For some of those students who were successful in securing accommodation on campus or in Trinity Hall, the rent increases of up to 10 per cent for some rooms may seem unfortunate. However, the increase may leave many more unsurprised, with such increases having become a consistent feature of the yearly offers of accommodation. Indeed, many students, familiar with the unforgiving cut-and-thrust of the Dublin rental market, are likely to be contented and relieved that they have succeeded in securing a place to stay for another year.
The increases in rent were implemented to allow the refurbishment of and investment in the College’s accommodation services. Trinity’s desire to invest more in urgently needed student housing is obviously positive in light of current shortages. The commitment of universities to developing student accommodation has seen recent support from the government’s action plan on housing which was published in July of last year, with the appointment of a new Student Housing Officer, plans for 7,000 new accommodation places by 2019 and for a new student housing strategy.
However, the considerable period of inaction that preceded this move has perhaps limited the effectiveness of public sector measures to alleviate the crisis. Though the range of purpose-built accommodation for students is currently expanding, it is private developers who have contributed to this the most in recent years, with some demanding prices of as much as €250 per week. The proliferation of such developments has made it very difficult for Trinity to compete in such a market, with many attempts to procure sites for accommodation having failed as a result.
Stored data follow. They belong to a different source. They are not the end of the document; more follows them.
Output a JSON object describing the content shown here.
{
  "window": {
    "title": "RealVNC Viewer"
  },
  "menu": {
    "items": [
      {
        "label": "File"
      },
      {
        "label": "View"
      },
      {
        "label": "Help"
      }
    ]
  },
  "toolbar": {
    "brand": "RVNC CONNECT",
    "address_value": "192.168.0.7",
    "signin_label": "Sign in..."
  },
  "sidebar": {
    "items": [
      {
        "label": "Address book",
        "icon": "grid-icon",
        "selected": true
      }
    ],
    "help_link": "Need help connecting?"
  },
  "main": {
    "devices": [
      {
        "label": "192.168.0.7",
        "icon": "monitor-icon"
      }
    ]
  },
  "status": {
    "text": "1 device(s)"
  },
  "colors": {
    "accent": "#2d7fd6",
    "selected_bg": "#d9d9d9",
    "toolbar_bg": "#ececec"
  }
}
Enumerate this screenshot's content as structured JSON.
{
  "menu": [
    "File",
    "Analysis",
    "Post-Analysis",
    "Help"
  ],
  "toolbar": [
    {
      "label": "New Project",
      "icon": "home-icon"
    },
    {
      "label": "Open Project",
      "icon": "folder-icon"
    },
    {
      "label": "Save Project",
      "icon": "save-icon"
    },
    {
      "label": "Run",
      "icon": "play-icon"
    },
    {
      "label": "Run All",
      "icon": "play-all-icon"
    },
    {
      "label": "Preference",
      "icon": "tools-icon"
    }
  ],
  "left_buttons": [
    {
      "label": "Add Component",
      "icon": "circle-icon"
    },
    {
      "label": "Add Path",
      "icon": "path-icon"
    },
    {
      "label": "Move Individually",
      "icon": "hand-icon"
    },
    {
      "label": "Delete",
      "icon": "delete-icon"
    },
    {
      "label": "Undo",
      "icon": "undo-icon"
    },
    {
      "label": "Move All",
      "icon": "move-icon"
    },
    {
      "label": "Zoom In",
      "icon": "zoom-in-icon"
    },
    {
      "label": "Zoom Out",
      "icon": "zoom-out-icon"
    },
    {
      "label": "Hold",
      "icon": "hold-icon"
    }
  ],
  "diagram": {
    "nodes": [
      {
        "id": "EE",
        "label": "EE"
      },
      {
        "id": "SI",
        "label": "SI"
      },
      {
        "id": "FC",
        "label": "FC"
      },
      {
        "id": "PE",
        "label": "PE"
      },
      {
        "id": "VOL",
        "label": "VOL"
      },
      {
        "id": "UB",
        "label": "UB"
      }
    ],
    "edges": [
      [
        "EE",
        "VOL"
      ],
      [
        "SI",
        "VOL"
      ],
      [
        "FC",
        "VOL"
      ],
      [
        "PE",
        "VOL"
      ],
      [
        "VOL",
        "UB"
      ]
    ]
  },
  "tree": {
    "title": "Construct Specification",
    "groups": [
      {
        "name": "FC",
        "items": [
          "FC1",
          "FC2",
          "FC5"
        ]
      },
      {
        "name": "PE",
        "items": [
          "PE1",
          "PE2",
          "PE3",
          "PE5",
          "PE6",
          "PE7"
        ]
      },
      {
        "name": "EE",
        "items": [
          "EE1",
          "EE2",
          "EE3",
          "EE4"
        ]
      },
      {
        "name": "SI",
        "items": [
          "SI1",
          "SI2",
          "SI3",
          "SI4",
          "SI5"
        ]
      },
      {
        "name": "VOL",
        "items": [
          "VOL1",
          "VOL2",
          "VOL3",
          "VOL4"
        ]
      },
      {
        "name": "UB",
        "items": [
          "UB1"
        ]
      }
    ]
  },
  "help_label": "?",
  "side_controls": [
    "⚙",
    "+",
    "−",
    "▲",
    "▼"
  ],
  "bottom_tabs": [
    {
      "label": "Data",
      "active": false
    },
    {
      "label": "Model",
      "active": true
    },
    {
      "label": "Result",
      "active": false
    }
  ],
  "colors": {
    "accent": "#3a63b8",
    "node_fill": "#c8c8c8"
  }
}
Instead of procuring and developing accommodation facilities of its own, Trinity’s options are limited to leasing some of the places from developers to ensure their availability for students, albeit at a higher price.
The cost of inaction on what is one particular facet of a pernicious and deepening housing crisis has been a diminution in the ability of the government and of universities themselves to shape the solution. Where there is ever-expanding demand, the private sector will inevitably step in to meet it. Ireland is no stranger to flurries of property speculation and soaring prices, to the extent that one might expect the government to be wary of them. But as they do so, and continue to swallow up a limited supply of available sites in the absence of government intervention, the options available to the public sector to offer its own solution will become increasingly narrow.